Pernyataan senada juga diungkapkan Menteri Kelautan dan Perikanan Susi Pudjiastuti menyikapi sampah plastik di laut Indonesia. Menurut dia, Kementerian Kelautan dan Perikanan (KKP) bersama Kementerian Lingkungan Hidup dan Kehutanan berencana melakukan sosialisasi kepada pemerintah daerah terkait penutupan mulut sungai yang menuju laut dengan jaring.

“Kita hitung mulut sungai berapa. Minimal action dulu. Jadi sampah dari darat jangan sampai ke laut. Ditutup pakai jaring, supaya sampahnya berhenti. Bisa dihitung itu sungai di Pulau Jawa berapa,” ujar dia.

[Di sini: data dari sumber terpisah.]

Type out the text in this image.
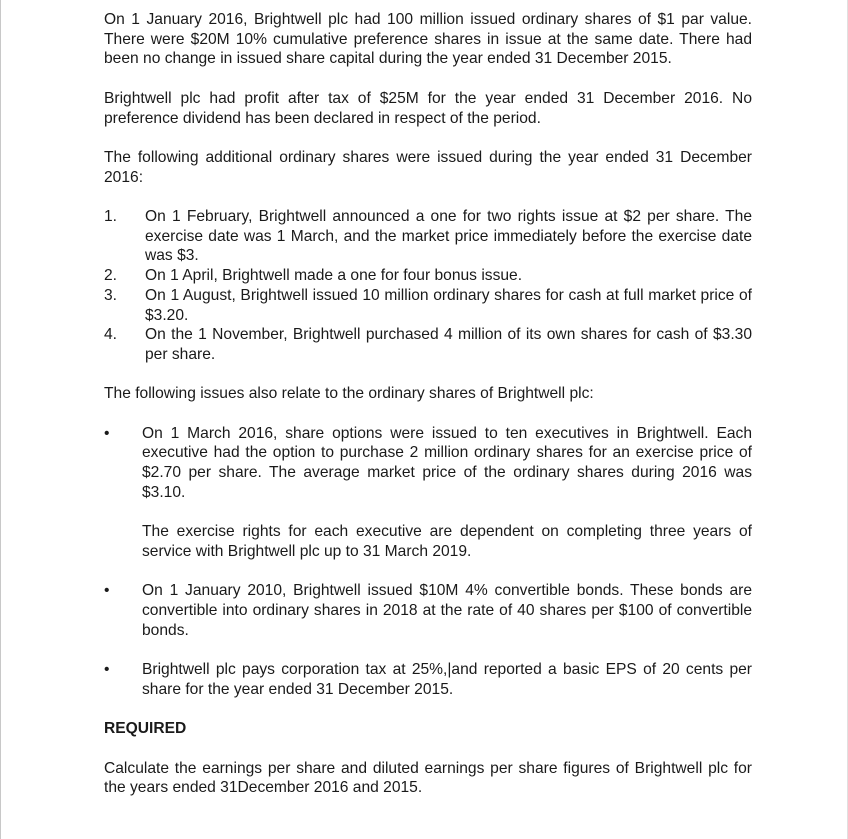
On 1 January 2016, Brightwell plc had 100 million issued ordinary shares of $1 par value. There were $20M 10% cumulative preference shares in issue at the same date. There had been no change in issued share capital during the year ended 31 December 2015.

Brightwell plc had profit after tax of $25M for the year ended 31 December 2016. No preference dividend has been declared in respect of the period.

The following additional ordinary shares were issued during the year ended 31 December 2016:

1. On 1 February, Brightwell announced a one for two rights issue at $2 per share. The exercise date was 1 March, and the market price immediately before the exercise date was $3.
2. On 1 April, Brightwell made a one for four bonus issue.
3. On 1 August, Brightwell issued 10 million ordinary shares for cash at full market price of $3.20.
4. On the 1 November, Brightwell purchased 4 million of its own shares for cash of $3.30 per share.

The following issues also relate to the ordinary shares of Brightwell plc:

• On 1 March 2016, share options were issued to ten executives in Brightwell. Each executive had the option to purchase 2 million ordinary shares for an exercise price of $2.70 per share. The average market price of the ordinary shares during 2016 was $3.10.

The exercise rights for each executive are dependent on completing three years of service with Brightwell plc up to 31 March 2019.

• On 1 January 2010, Brightwell issued $10M 4% convertible bonds. These bonds are convertible into ordinary shares in 2018 at the rate of 40 shares per $100 of convertible bonds.

• Brightwell plc pays corporation tax at 25%,|and reported a basic EPS of 20 cents per share for the year ended 31 December 2015.

REQUIRED

Calculate the earnings per share and diluted earnings per share figures of Brightwell plc for the years ended 31December 2016 and 2015.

Sementara, Kepala Badan Riset Sumber Daya Manusia (BRSDM) Kelautan dan Perikanan Zulficar Mochtar mengatakan, untuk bisa menanggulangi permasalahan sampah, khususnya plastik di laut, diperlukan kajian kerentanan pesisir terhadap bencana sampah.

“Kita sudah melakukan riset untuk mendukung upaya rencana aksi bersama Kemenko Maritim,” ungkap dia.

Adapun riset yang telah dilakukan peneliti di BRSDM, kata Zulficar, memahami hidrodinamika dan pergerakan cemaran sampah di perairan pantai, dengan parameter fisik dan kimia seperti tutupan lahan di DAS, batimeteri, arus, gelombang, pasang surut, dan iklim.

Pemahaman ini, lanjut Zulficar, menjadi dasar dalam memberikan rekomendasi manajemen pengelolaan sampah plastik di laut. Mengingat, sampah yang ditemui di suatu perairan kadang berasal dari luar daerah tersebut, sehingga pengelolaan sampah plastik pun perlu melibatkan banyak pihak.